Many of the records are for people emigrating from the UK. In the years between 1890 and the start of WW1, an estimated 125,000 British people emigrated to USA, 50,000 to Canada and 25,000 to Australia every year. After the war, emigration continued but became increasingly controlled and often had a changed emphasis: for example, Australia became a more and more popular destination.
Also included are records of business travel, tourists and diplomats, as well as economic migrants from Europe who came to England to catch a boat to their final destination.
There is no standard form used. Passenger lists vary in size and in length, changed over time, and different shipping lines had their own pre-printed forms. Some are typed, others are handwritten; some record only a minimum of detail about the passengers, others include a wealth of information down to exact address and ultimate destination overseas.
Searching the records, I found my uncle, Ernest Edgar Daglish, travelling on the Lusitania from Liverpool to New York in December 1914. From other records, we know that in September 1915 he enlisted into the US Army. After the war, back in England, he is found again crossing the Atlantic as well as travelling to places such as Buenos Aires.

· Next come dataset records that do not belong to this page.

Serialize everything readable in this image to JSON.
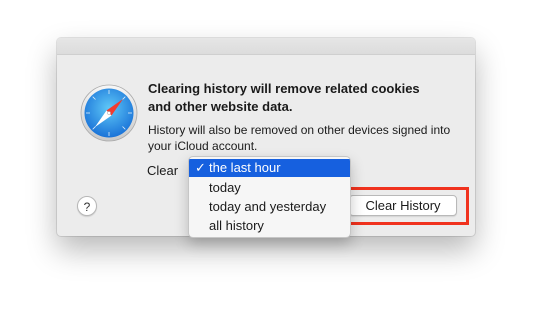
{
  "dialog": {
    "icon": "safari-compass-icon",
    "headline_line1": "Clearing history will remove related cookies",
    "headline_line2": "and other website data.",
    "subtext_line1": "History will also be removed on other devices signed into",
    "subtext_line2": "your iCloud account.",
    "clear_label": "Clear",
    "help_label": "?",
    "clear_button_label": "Clear History"
  },
  "menu": {
    "check_glyph": "✓",
    "items": [
      {
        "label": "the last hour",
        "selected": true
      },
      {
        "label": "today",
        "selected": false
      },
      {
        "label": "today and yesterday",
        "selected": false
      },
      {
        "label": "all history",
        "selected": false
      }
    ]
  },
  "colors": {
    "selection": "#1660df",
    "highlight": "#f0321e",
    "dialog_bg": "#ececec"
  }
}
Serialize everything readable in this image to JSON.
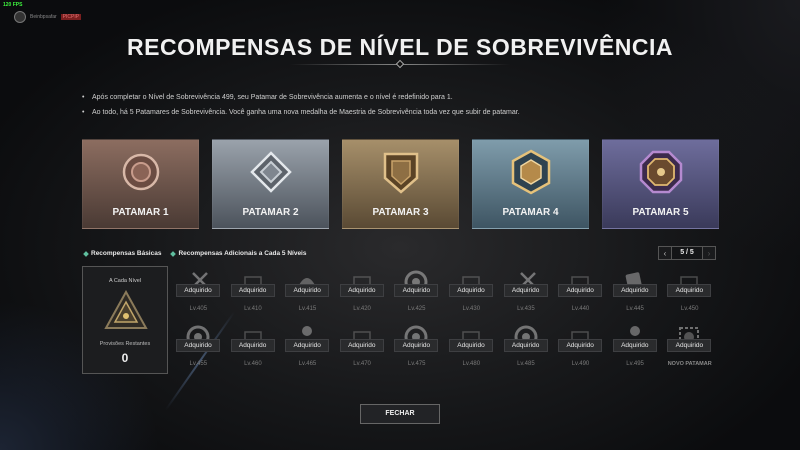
{
  "hud": {
    "fps": "120 FPS",
    "username": "Beinbpsafar",
    "user_tag": "PICPIP"
  },
  "title": "RECOMPENSAS DE NÍVEL DE SOBREVIVÊNCIA",
  "info": [
    "Após completar o Nível de Sobrevivência 499, seu Patamar de Sobrevivência aumenta e o nível é redefinido para 1.",
    "Ao todo, há 5 Patamares de Sobrevivência. Você ganha uma nova medalha de Maestria de Sobrevivência toda vez que subir de patamar."
  ],
  "tiers": [
    {
      "label": "PATAMAR 1"
    },
    {
      "label": "PATAMAR 2"
    },
    {
      "label": "PATAMAR 3"
    },
    {
      "label": "PATAMAR 4"
    },
    {
      "label": "PATAMAR 5"
    }
  ],
  "tabs": {
    "basic": "Recompensas Básicas",
    "extra": "Recompensas Adicionais a Cada 5 Níveis"
  },
  "pager": {
    "value": "5 / 5"
  },
  "left_card": {
    "heading": "A Cada Nível",
    "remaining_label": "Provisões Restantes",
    "remaining_value": "0"
  },
  "acquired_label": "Adquirido",
  "rewards_row1": [
    {
      "level": "Lv.405",
      "icon": "weapon-icon"
    },
    {
      "level": "Lv.410",
      "icon": "crate-icon"
    },
    {
      "level": "Lv.415",
      "icon": "helmet-icon"
    },
    {
      "level": "Lv.420",
      "icon": "crate-icon"
    },
    {
      "level": "Lv.425",
      "icon": "emblem-icon"
    },
    {
      "level": "Lv.430",
      "icon": "crate-icon"
    },
    {
      "level": "Lv.435",
      "icon": "weapon-icon"
    },
    {
      "level": "Lv.440",
      "icon": "crate-icon"
    },
    {
      "level": "Lv.445",
      "icon": "card-icon"
    },
    {
      "level": "Lv.450",
      "icon": "crate-icon"
    }
  ],
  "rewards_row2": [
    {
      "level": "Lv.455",
      "icon": "emblem-icon"
    },
    {
      "level": "Lv.460",
      "icon": "crate-icon"
    },
    {
      "level": "Lv.465",
      "icon": "character-icon"
    },
    {
      "level": "Lv.470",
      "icon": "crate-icon"
    },
    {
      "level": "Lv.475",
      "icon": "emblem-icon"
    },
    {
      "level": "Lv.480",
      "icon": "crate-icon"
    },
    {
      "level": "Lv.485",
      "icon": "emblem-icon"
    },
    {
      "level": "Lv.490",
      "icon": "crate-icon"
    },
    {
      "level": "Lv.495",
      "icon": "character-icon"
    },
    {
      "level": "NOVO PATAMAR",
      "icon": "medal-icon"
    }
  ],
  "close_label": "FECHAR"
}
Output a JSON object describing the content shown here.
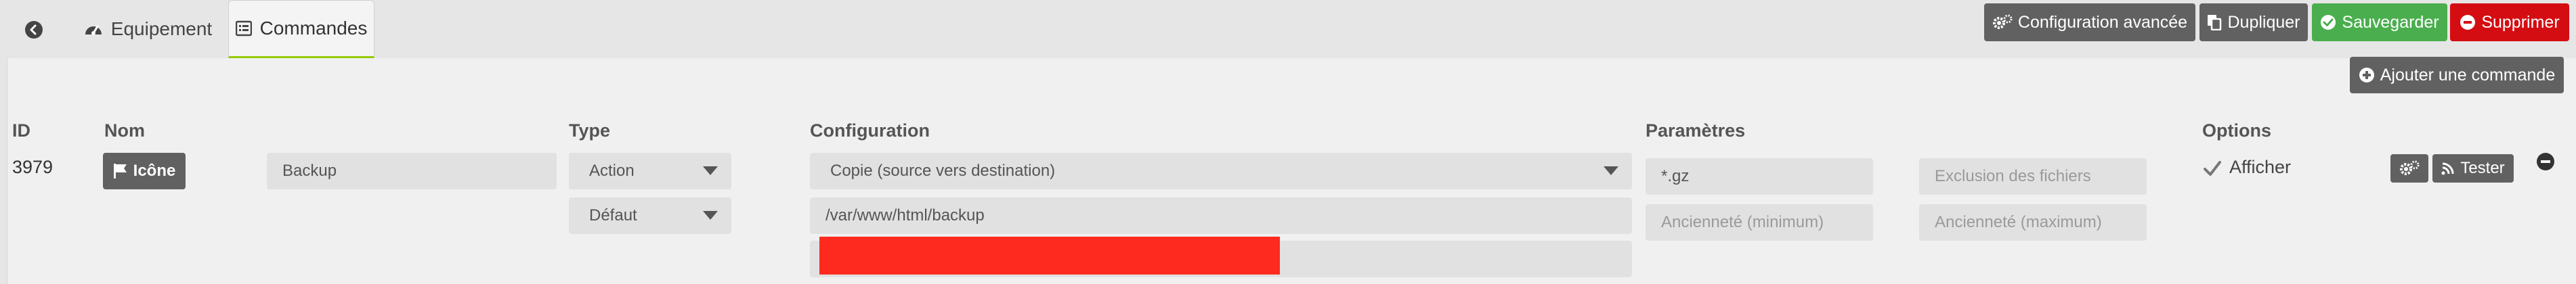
{
  "tabs": {
    "back_icon": "arrow-circle-left-icon",
    "equipement_label": "Equipement",
    "commandes_label": "Commandes"
  },
  "toolbar": {
    "config_label": "Configuration avancée",
    "dupliquer_label": "Dupliquer",
    "sauvegarder_label": "Sauvegarder",
    "supprimer_label": "Supprimer",
    "add_command_label": "Ajouter une commande"
  },
  "columns": {
    "id": "ID",
    "nom": "Nom",
    "type": "Type",
    "configuration": "Configuration",
    "parametres": "Paramètres",
    "options": "Options"
  },
  "command": {
    "id": "3979",
    "icon_button_label": "Icône",
    "name": "Backup",
    "type": "Action",
    "subtype": "Défaut",
    "config_select": "Copie (source vers destination)",
    "destination": "/var/www/html/backup",
    "param_pattern": "*.gz",
    "param_exclusion_placeholder": "Exclusion des fichiers",
    "param_age_min_placeholder": "Ancienneté (minimum)",
    "param_age_max_placeholder": "Ancienneté (maximum)",
    "afficher_label": "Afficher",
    "afficher_checked": true,
    "tester_label": "Tester"
  },
  "colors": {
    "accent_green": "#94ca02",
    "button_dark": "#616161",
    "button_green": "#4aae4e",
    "button_red": "#d40d12",
    "redaction": "#fe2a1f"
  }
}
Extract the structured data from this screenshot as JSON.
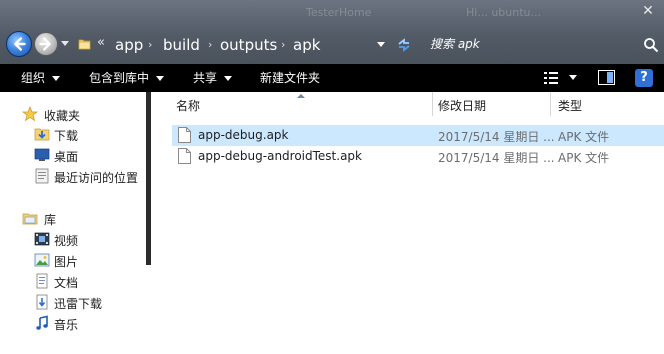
{
  "window": {
    "ghost_title": "TesterHome",
    "ghost_right": "Hi... ubuntu...",
    "close_label": "✕"
  },
  "address": {
    "chevron": "«",
    "crumbs": [
      "app",
      "build",
      "outputs",
      "apk"
    ],
    "separator": "›"
  },
  "search": {
    "placeholder": "搜索 apk"
  },
  "toolbar": {
    "organize": "组织",
    "include_in_library": "包含到库中",
    "share": "共享",
    "new_folder": "新建文件夹",
    "help": "?"
  },
  "nav": {
    "favorites": "收藏夹",
    "downloads": "下载",
    "desktop": "桌面",
    "recent": "最近访问的位置",
    "libraries": "库",
    "videos": "视频",
    "pictures": "图片",
    "documents": "文档",
    "xunlei": "迅雷下载",
    "music": "音乐"
  },
  "columns": {
    "name": "名称",
    "modified": "修改日期",
    "type": "类型"
  },
  "files": [
    {
      "name": "app-debug.apk",
      "modified": "2017/5/14 星期日 ...",
      "type": "APK 文件",
      "selected": true
    },
    {
      "name": "app-debug-androidTest.apk",
      "modified": "2017/5/14 星期日 ...",
      "type": "APK 文件",
      "selected": false
    }
  ],
  "colors": {
    "selection": "#cce8ff",
    "toolbar_bg": "#000000",
    "titlebar_bg": "#525b66"
  }
}
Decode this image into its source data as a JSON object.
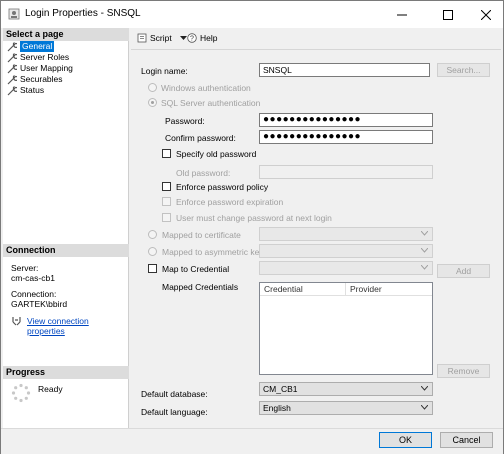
{
  "window": {
    "title": "Login Properties - SNSQL"
  },
  "left": {
    "select_page_header": "Select a page",
    "pages": [
      {
        "label": "General"
      },
      {
        "label": "Server Roles"
      },
      {
        "label": "User Mapping"
      },
      {
        "label": "Securables"
      },
      {
        "label": "Status"
      }
    ],
    "connection_header": "Connection",
    "server_label": "Server:",
    "server_value": "cm-cas-cb1",
    "connection_label": "Connection:",
    "connection_value": "GARTEK\\bbird",
    "view_connection_link": "View connection properties",
    "progress_header": "Progress",
    "progress_status": "Ready"
  },
  "toolbar": {
    "script_label": "Script",
    "help_label": "Help"
  },
  "form": {
    "login_name_label": "Login name:",
    "login_name_value": "SNSQL",
    "search_button": "Search...",
    "windows_auth_label": "Windows authentication",
    "sql_auth_label": "SQL Server authentication",
    "password_label": "Password:",
    "password_value": "●●●●●●●●●●●●●●●",
    "confirm_password_label": "Confirm password:",
    "confirm_password_value": "●●●●●●●●●●●●●●●",
    "specify_old_password_label": "Specify old password",
    "old_password_label": "Old password:",
    "enforce_policy_label": "Enforce password policy",
    "enforce_expiration_label": "Enforce password expiration",
    "must_change_label": "User must change password at next login",
    "mapped_cert_label": "Mapped to certificate",
    "mapped_asym_label": "Mapped to asymmetric key",
    "map_credential_label": "Map to Credential",
    "add_button": "Add",
    "mapped_credentials_label": "Mapped Credentials",
    "grid_columns": [
      "Credential",
      "Provider"
    ],
    "remove_button": "Remove",
    "default_database_label": "Default database:",
    "default_database_value": "CM_CB1",
    "default_language_label": "Default language:",
    "default_language_value": "English"
  },
  "footer": {
    "ok_label": "OK",
    "cancel_label": "Cancel"
  }
}
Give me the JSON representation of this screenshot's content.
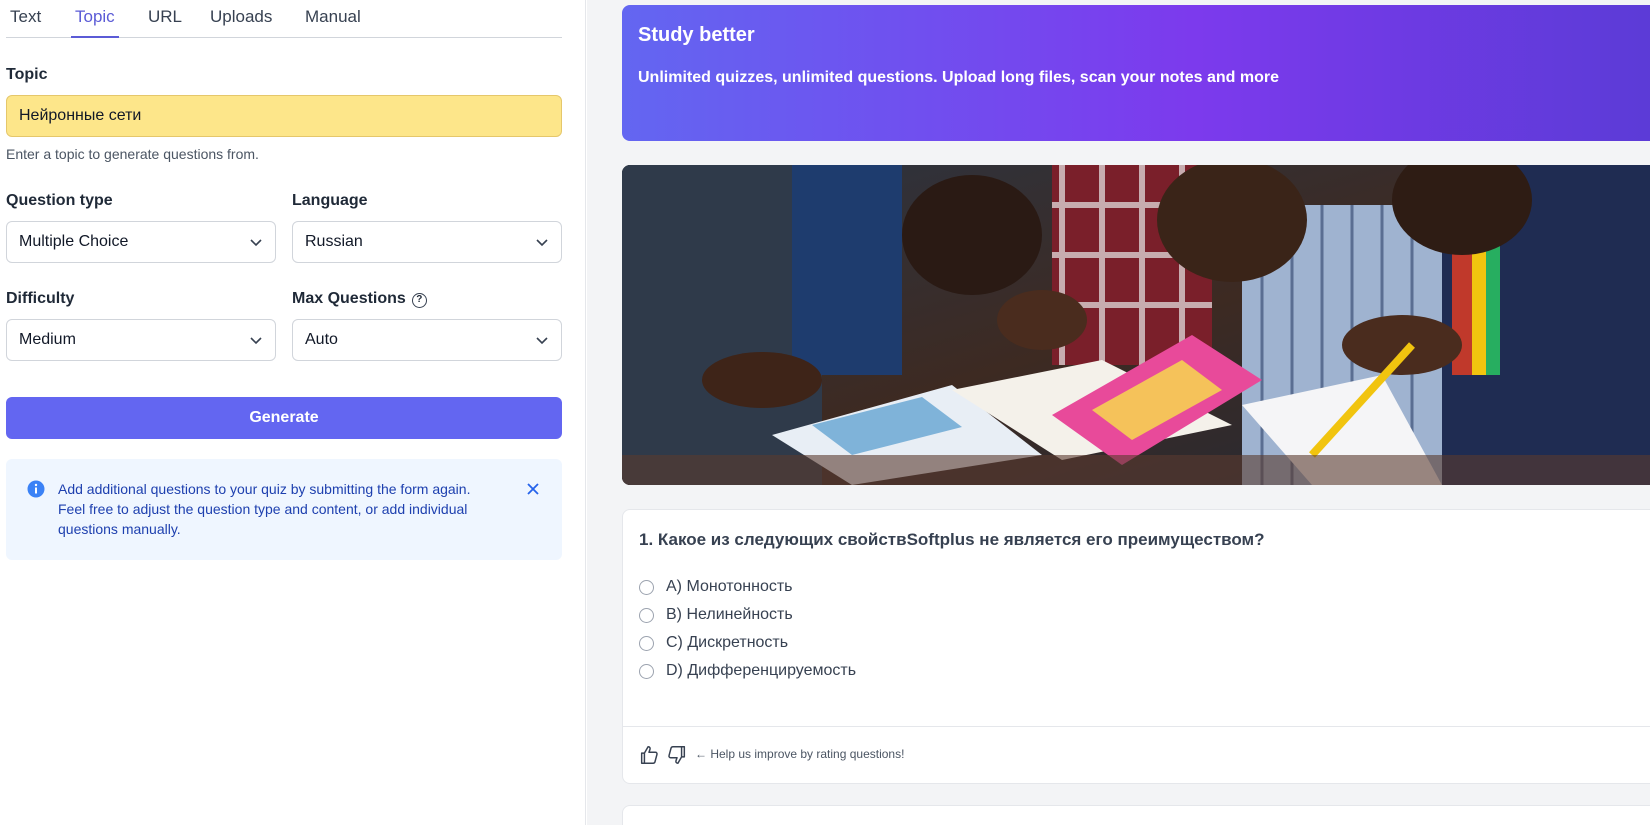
{
  "tabs": [
    "Text",
    "Topic",
    "URL",
    "Uploads",
    "Manual"
  ],
  "topic": {
    "label": "Topic",
    "value": "Нейронные сети",
    "help": "Enter a topic to generate questions from."
  },
  "question_type": {
    "label": "Question type",
    "value": "Multiple Choice"
  },
  "language": {
    "label": "Language",
    "value": "Russian"
  },
  "difficulty": {
    "label": "Difficulty",
    "value": "Medium"
  },
  "max_questions": {
    "label": "Max Questions",
    "value": "Auto"
  },
  "generate_label": "Generate",
  "alert_text": "Add additional questions to your quiz by submitting the form again. Feel free to adjust the question type and content, or add individual questions manually.",
  "banner": {
    "title": "Study better",
    "subtitle": "Unlimited quizzes, unlimited questions. Upload long files, scan your notes and more"
  },
  "question": {
    "title": "1. Какое из следующих свойствSoftplus не является его преимуществом?",
    "options": [
      "A) Монотонность",
      "B) Нелинейность",
      "C) Дискретность",
      "D) Дифференцируемость"
    ],
    "rating_hint": "← Help us improve by rating questions!"
  },
  "colors": {
    "accent": "#6366f1",
    "topic_highlight": "#fde68a",
    "alert_bg": "#eff6ff",
    "alert_text": "#1e40af"
  },
  "icons": [
    "chevron-down-icon",
    "help-circle-icon",
    "info-icon",
    "close-icon",
    "thumbs-up-icon",
    "thumbs-down-icon"
  ]
}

The big disadvantage is the cost of accessing the records. Searching the records is free, but to view and download you need to either buy units or to take out a subscription.
This week it was announced that Scotland Online, which runs the web site ScotlandsPeople, had acquired FindMyPast. Quite what this means is unclear - but hopefully the combined company will continue to make new records available online. Scotland Online recently won the tender for the 1911 England and Wales census records. It is understood that the 1911 census will be available from 2009, starting with the major conurbations, although personally sensitive data will be withheld until January 2012.
Image and logo copyright FindMyPast.com
Update - February 1: FindMyPast has just extended the records up to 1949, taking in the period of WW2. Records now include 20 million names within 137,000 passenger lists spanning 1890 to 1949.